Camundongos vivem de modo natural, sendo portanto mais felizes que os seres humanos razão pela qual são eles dignos de serem imitados […] camundongos e outros animais deveriam ser modelos para nós, por serem invariavelmente melhores e mais autênticos do que as importunas espécies humanas em qualquer lugar encontradas, as quais escolheram distanciar-se da natureza e efetivamente construíram para si mesmas um modelo no qual nem sossego nem felicidade podem ser alcançados” – Navia, Diógenes – o Cínico, p. 75

Há uma inversão do modelo animal-homem-deus. Para os filósofos cães, o animal está acima do homem e é uma das maneiras de se alcançar a felicidade. Os cínicos têm um devir-cão. Não imitando um cachorro, mas retirando deles o que lhe dá mais intensidade, mais potência.
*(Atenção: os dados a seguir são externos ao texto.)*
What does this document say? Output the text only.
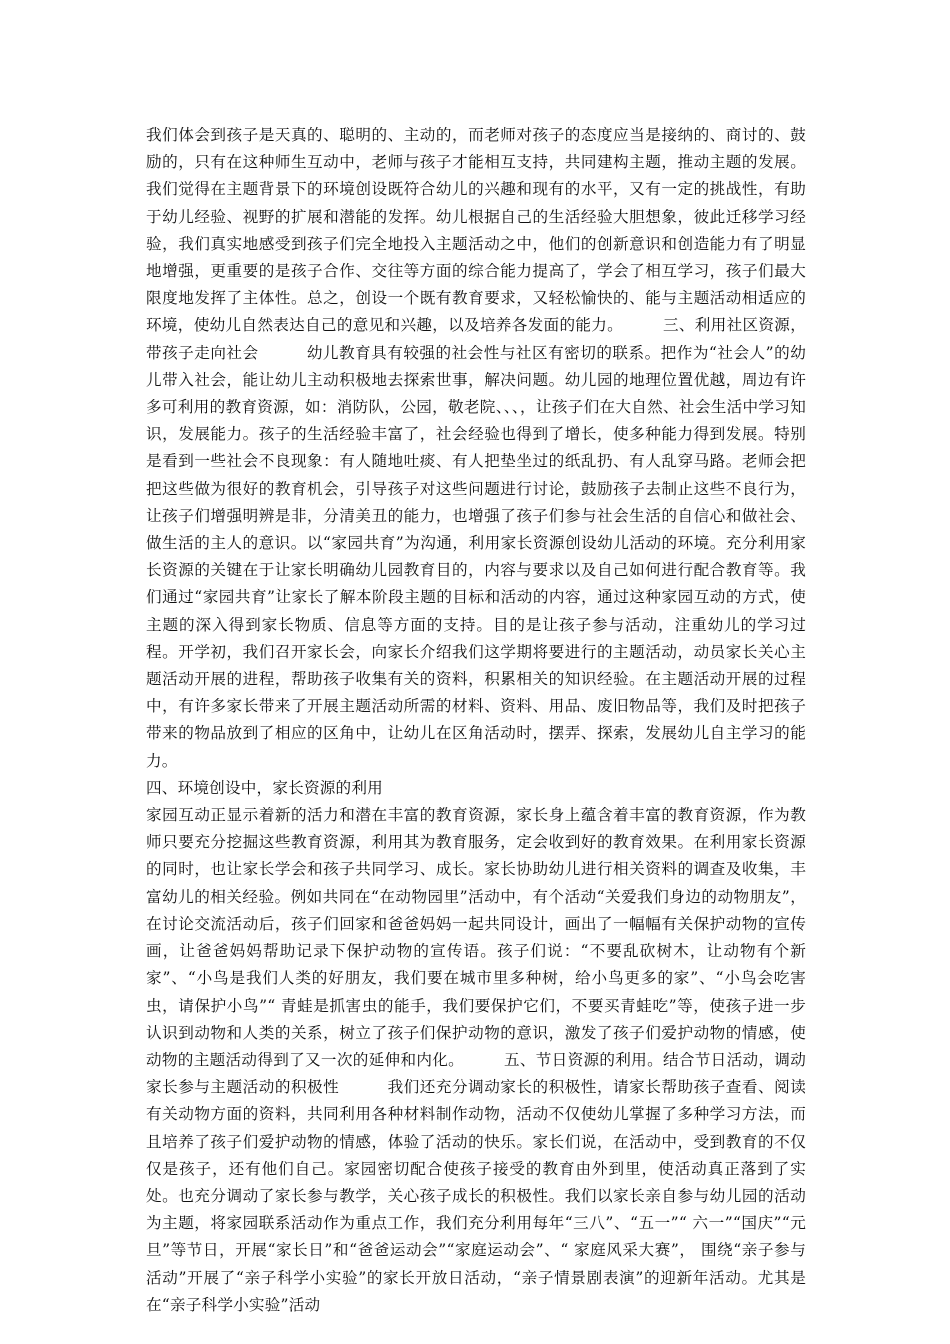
我们体会到孩子是天真的、聪明的、主动的，而老师对孩子的态度应当是接纳的、商讨的、鼓励的，只有在这种师生互动中，老师与孩子才能相互支持，共同建构主题，推动主题的发展。我们觉得在主题背景下的环境创设既符合幼儿的兴趣和现有的水平，又有一定的挑战性，有助于幼儿经验、视野的扩展和潜能的发挥。幼儿根据自己的生活经验大胆想象，彼此迁移学习经验，我们真实地感受到孩子们完全地投入主题活动之中，他们的创新意识和创造能力有了明显地增强，更重要的是孩子合作、交往等方面的综合能力提高了，学会了相互学习，孩子们最大限度地发挥了主体性。总之，创设一个既有教育要求，又轻松愉快的、能与主题活动相适应的环境，使幼儿自然表达自己的意见和兴趣，以及培养各发面的能力。　　　三、利用社区资源，带孩子走向社会　　　幼儿教育具有较强的社会性与社区有密切的联系。把作为“社会人”的幼儿带入社会，能让幼儿主动积极地去探索世事，解决问题。幼儿园的地理位置优越，周边有许多可利用的教育资源，如：消防队，公园，敬老院、、、，让孩子们在大自然、社会生活中学习知识，发展能力。孩子的生活经验丰富了，社会经验也得到了增长，使多种能力得到发展。特别是看到一些社会不良现象：有人随地吐痰、有人把垫坐过的纸乱扔、有人乱穿马路。老师会把把这些做为很好的教育机会，引导孩子对这些问题进行讨论，鼓励孩子去制止这些不良行为，让孩子们增强明辨是非，分清美丑的能力，也增强了孩子们参与社会生活的自信心和做社会、做生活的主人的意识。以“家园共育”为沟通，利用家长资源创设幼儿活动的环境。充分利用家长资源的关键在于让家长明确幼儿园教育目的，内容与要求以及自己如何进行配合教育等。我们通过“家园共育”让家长了解本阶段主题的目标和活动的内容，通过这种家园互动的方式，使主题的深入得到家长物质、信息等方面的支持。目的是让孩子参与活动，注重幼儿的学习过程。开学初，我们召开家长会，向家长介绍我们这学期将要进行的主题活动，动员家长关心主题活动开展的进程，帮助孩子收集有关的资料，积累相关的知识经验。在主题活动开展的过程中，有许多家长带来了开展主题活动所需的材料、资料、用品、废旧物品等，我们及时把孩子带来的物品放到了相应的区角中，让幼儿在区角活动时，摆弄、探索，发展幼儿自主学习的能力。

四、环境创设中，家长资源的利用

家园互动正显示着新的活力和潜在丰富的教育资源，家长身上蕴含着丰富的教育资源，作为教师只要充分挖掘这些教育资源，利用其为教育服务，定会收到好的教育效果。在利用家长资源的同时，也让家长学会和孩子共同学习、成长。家长协助幼儿进行相关资料的调查及收集，丰富幼儿的相关经验。例如共同在“在动物园里”活动中，有个活动“关爱我们身边的动物朋友”，在讨论交流活动后，孩子们回家和爸爸妈妈一起共同设计，画出了一幅幅有关保护动物的宣传画，让爸爸妈妈帮助记录下保护动物的宣传语。孩子们说：“不要乱砍树木，让动物有个新家”、“小鸟是我们人类的好朋友，我们要在城市里多种树，给小鸟更多的家”、“小鸟会吃害虫，请保护小鸟”“ 青蛙是抓害虫的能手，我们要保护它们，不要买青蛙吃”等，使孩子进一步认识到动物和人类的关系，树立了孩子们保护动物的意识，激发了孩子们爱护动物的情感，使动物的主题活动得到了又一次的延伸和内化。　　　五、节日资源的利用。结合节日活动，调动家长参与主题活动的积极性　　　我们还充分调动家长的积极性，请家长帮助孩子查看、阅读有关动物方面的资料，共同利用各种材料制作动物，活动不仅使幼儿掌握了多种学习方法，而且培养了孩子们爱护动物的情感，体验了活动的快乐。家长们说，在活动中，受到教育的不仅仅是孩子，还有他们自己。家园密切配合使孩子接受的教育由外到里，使活动真正落到了实处。也充分调动了家长参与教学，关心孩子成长的积极性。我们以家长亲自参与幼儿园的活动为主题，将家园联系活动作为重点工作，我们充分利用每年“三八”、“五一”“ 六一”“国庆”“元旦”等节日，开展“家长日”和“爸爸运动会”“家庭运动会”、“ 家庭风采大赛”， 围绕“亲子参与活动”开展了“亲子科学小实验”的家长开放日活动，“亲子情景剧表演”的迎新年活动。尤其是在“亲子科学小实验”活动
O cínico aprende como os animais de um modo que a sociedade jamais poderia aprender. Diógenes observa os caracóis e diz: posso ser feliz como eles, também posso carregar minha casa nas costas.

A vida reta nos põe a andar diretamente na direção da natureza, que abandonamos há muito tempo! Fazer da animalidade um exercício! Abandonar o homem civilizatório não para imitar os animais, para encarar nossa própria animalidade. Diógenes não era bestial e violento, esta é a imagem que a civilização criou de tudo aquilo que ela própria não conseguiu submeter. Varremos nossos instintos para debaixo do tapete e hoje os tememos como crianças imaginando monstros no armário.

Os Cínicos não têm uma bandeira, não têm nacionalidade, não têm um partido político e não sabem que o são os direitos humanos. Eles vivem e morrem conforme a natureza, tal qual todos os animais. Alexandre diz a Diógenes para pedir-lhe o que quiser. Mas o Cão maior não pode desejar nada além de seu já conquistado sol.

O bios philosophikos como via reta é a animalidade do ser humano encarada como um desafio, praticada como um exercício e lançada na cara dos outros como um escândalo” – Foucault, A Coragem da Verdade, p. 234

> Texto da série: “Platão e Diógenes: Descaracterizar a Moeda” <

Alexandre e Diógenes, por Sebastiano Ricci
Alexandre e Diógenes, por Sebastiano Ricci

Escrito por Rafael Trindade

Artesão de mim, habito a superfície da pele.

3 comentários

  1. Muito propício tal texto assim como as referências e citações. Aprecio bastante o posicionamento e as atitudes do Diógenes, pois, assim como existe um dos princípios cínicos “o saber maior consiste na ação, não apenas no pensar”, ele soube desempenhar na prática o que muitos filósofos só conseguiram abarcar em teoria. A própria atitude de tornar-se um homem desapegado às facilidades da sociedade consumista e de desejar apenas que o imperador saísse da frente do sol, nos demonstra que existe uma crítica aos pensadores catedráticos de academias que fizeram e fazem uma revolução utópica baseada na teoria das ideias, no pensar, mas instauram uma nulidade no que se refere à prática de tudo aquilo que engendram e pensam, assim como a maioria de nós, seres pensantes e talvez exatamente por isso pouco praticantes daquilo tudo que de fato acreditamos.